Around the time that Harry could take five steps unassisted, we ran out of paper. The next day, he drew a circle on the back of my hand.

“And here I thought you valued your life,” I said darkly.

“Come now, Hannah the Same Backward as Forward. You know that I don’t.” He said the words lightly, mockingly, but there was a ring of truth about them. There were times when he was Harry to me and times when I could hear Toby in his tone, no matter how much I tried to ignore it. His memories hadn’t come back—I was certain of that—but I was also growing surer by the day that he could sense a darkness behind the veil of the blank spaces in his memory.

I couldn’t help wondering what that darkness was, what secrets had been locked away by his amnesia. I thought sometimes about the way he’d begged me to let him die. I’d done a valiant job at thwarting him. He was alive. He was getting stronger.

And he was an incredible pain in my ass. “If you’re going to torture me, not-nurse Hannah—or worse, try to motivate me—the least you could do is let me finish that.” He nodded to my hand.

I looked at the circle. It was perfectly drawn—impossibly so. “Do I even want to know what you’re drawing?” I asked.

Harry smiled, one of those smug, one of us is winning this and it isn’t you smiles of his. “I don’t know, lügnerin. Do you?”

I wasn’t positive what language he’d just used, but I knew damn well what he’d said, and he was right: I was a liar. Every day, I came here and pretended that he hadn’t killed my sister. Some days, I could almost believe it.

“One hour,” I told him, my tone making clear that my terms weren’t up for negotiation. “One full hour of grueling rehab. That’s what you’re going to give me if I let you finish your little drawing.”

“You’re going to work me hard.” The edge of that smile pulled up slightly on one side.

“I hate you and want you out of my life,” I replied. “Do we have a deal?”

He reached for my hand. “You know we do.”
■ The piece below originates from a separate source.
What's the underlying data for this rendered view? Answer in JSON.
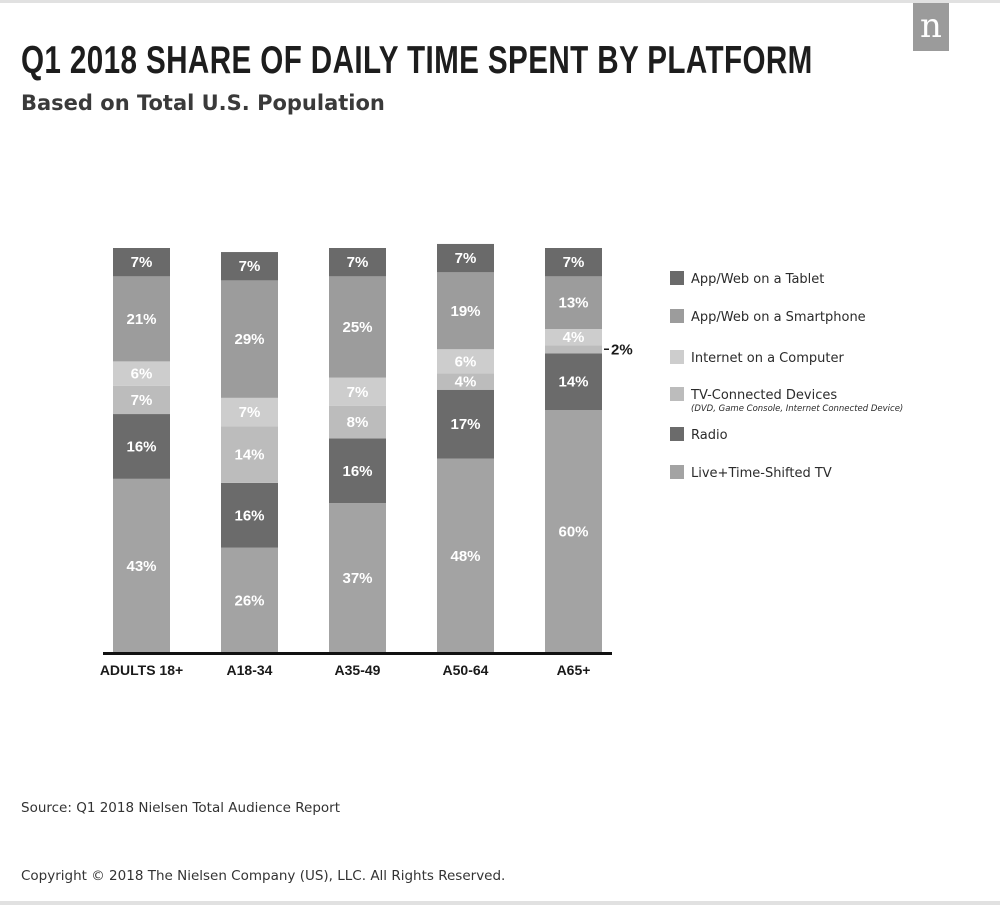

At the very top of the circle—from my perspective—he drew a W. The touch of the pen was light against my skin. The brush of his hand against mine as he wrote was anything but.
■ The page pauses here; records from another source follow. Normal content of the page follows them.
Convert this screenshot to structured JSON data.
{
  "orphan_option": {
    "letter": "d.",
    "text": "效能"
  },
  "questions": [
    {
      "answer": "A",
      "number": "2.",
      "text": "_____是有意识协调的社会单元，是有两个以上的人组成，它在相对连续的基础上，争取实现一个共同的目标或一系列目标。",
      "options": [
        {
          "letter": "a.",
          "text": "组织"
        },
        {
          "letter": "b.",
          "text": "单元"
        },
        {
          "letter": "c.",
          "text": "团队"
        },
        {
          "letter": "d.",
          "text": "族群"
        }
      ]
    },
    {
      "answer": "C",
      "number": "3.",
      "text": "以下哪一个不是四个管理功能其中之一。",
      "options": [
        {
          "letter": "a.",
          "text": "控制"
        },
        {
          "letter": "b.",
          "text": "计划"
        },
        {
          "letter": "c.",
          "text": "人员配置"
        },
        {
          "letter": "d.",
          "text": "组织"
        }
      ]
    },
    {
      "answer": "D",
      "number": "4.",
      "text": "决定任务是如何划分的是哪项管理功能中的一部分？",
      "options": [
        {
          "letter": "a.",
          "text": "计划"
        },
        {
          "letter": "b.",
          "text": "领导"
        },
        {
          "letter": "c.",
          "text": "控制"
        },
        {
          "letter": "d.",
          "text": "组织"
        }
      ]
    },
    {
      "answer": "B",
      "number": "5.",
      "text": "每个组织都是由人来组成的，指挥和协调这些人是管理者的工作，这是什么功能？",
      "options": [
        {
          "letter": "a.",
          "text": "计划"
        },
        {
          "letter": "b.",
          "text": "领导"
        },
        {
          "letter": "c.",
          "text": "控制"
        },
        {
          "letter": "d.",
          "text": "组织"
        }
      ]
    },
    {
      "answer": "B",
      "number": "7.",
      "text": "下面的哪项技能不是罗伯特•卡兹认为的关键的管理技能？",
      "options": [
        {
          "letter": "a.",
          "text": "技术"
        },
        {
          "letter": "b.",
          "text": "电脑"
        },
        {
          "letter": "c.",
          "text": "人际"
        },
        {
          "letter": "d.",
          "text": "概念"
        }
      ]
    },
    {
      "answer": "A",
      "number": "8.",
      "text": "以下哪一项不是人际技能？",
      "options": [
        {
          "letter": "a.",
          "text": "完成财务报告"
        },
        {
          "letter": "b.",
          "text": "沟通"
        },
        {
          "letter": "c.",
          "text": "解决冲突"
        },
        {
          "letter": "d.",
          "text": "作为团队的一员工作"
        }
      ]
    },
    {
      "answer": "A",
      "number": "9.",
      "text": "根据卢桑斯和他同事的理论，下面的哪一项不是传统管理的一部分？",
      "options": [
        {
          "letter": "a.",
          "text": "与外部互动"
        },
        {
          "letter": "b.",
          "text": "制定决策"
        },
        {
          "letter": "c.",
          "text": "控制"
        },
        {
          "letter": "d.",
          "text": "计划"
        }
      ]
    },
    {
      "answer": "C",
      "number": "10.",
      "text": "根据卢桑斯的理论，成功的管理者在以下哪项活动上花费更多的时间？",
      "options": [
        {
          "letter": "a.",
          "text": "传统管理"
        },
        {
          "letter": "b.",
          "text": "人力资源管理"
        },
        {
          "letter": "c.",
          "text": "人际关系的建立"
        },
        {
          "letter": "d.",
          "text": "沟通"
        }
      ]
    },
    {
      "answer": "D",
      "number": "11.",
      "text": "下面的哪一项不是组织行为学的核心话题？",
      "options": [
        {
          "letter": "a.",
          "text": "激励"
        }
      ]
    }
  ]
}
I hate you, I thought, as he moved on to write another letter.

I hate you.

I hate you.

I hate you.

The words were closer to a whisper in my mind than the seething vow they’d once been, but I held to them letter after letter, moment after moment, touch after touch.
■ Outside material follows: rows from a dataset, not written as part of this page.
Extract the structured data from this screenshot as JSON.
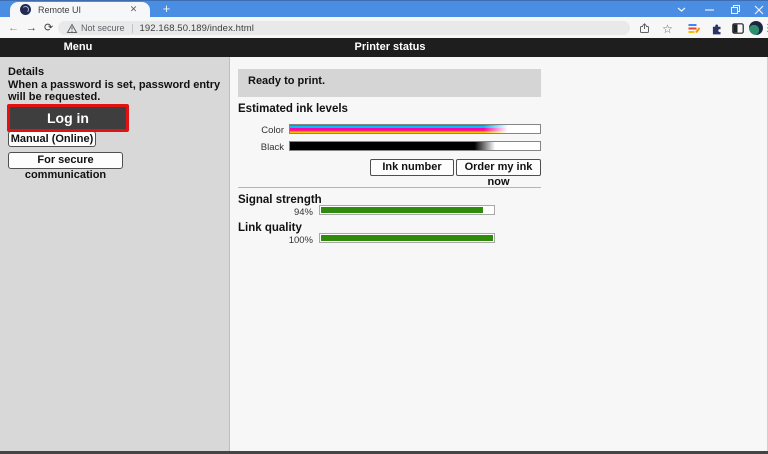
{
  "browser": {
    "tab": {
      "title": "Remote UI",
      "close_glyph": "✕",
      "new_tab_glyph": "+"
    },
    "address": {
      "security_label": "Not secure",
      "url": "192.168.50.189/index.html"
    },
    "nav": {
      "back_glyph": "←",
      "forward_glyph": "→",
      "reload_glyph": "⟳"
    },
    "action_icons": {
      "star_glyph": "☆",
      "menu_dots_glyph": "⋮"
    }
  },
  "header": {
    "menu_label": "Menu",
    "title": "Printer status"
  },
  "sidebar": {
    "details_label": "Details",
    "note": "When a password is set, password entry will be requested.",
    "login_label": "Log in",
    "manual_label": "Manual (Online)",
    "secure_label": "For secure communication",
    "login_highlight_color": "#e31212"
  },
  "main": {
    "status_message": "Ready to print.",
    "ink": {
      "heading": "Estimated ink levels",
      "rows": [
        {
          "label": "Color",
          "level_percent": 88
        },
        {
          "label": "Black",
          "level_percent": 82
        }
      ],
      "ink_number_label": "Ink number",
      "order_label": "Order my ink now"
    },
    "network": {
      "signal": {
        "heading": "Signal strength",
        "value_label": "94%",
        "percent": 94
      },
      "link": {
        "heading": "Link quality",
        "value_label": "100%",
        "percent": 100
      },
      "bar_color": "#2e8b0c"
    }
  }
}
When Harry was finished, he capped the pen. My gaze was drawn to his biceps and forearms, no longer under gauze. His second-degree burns had healed nicely. Any scarring he had from them would be light.

His chest was a different matter.

“Twenty letters.” I focused on my hand. “I’m not going to ask what they mean.”

“Excellent.” He rose from the bed, ready to make good on his end of the deal. “Because I wouldn’t tell you.”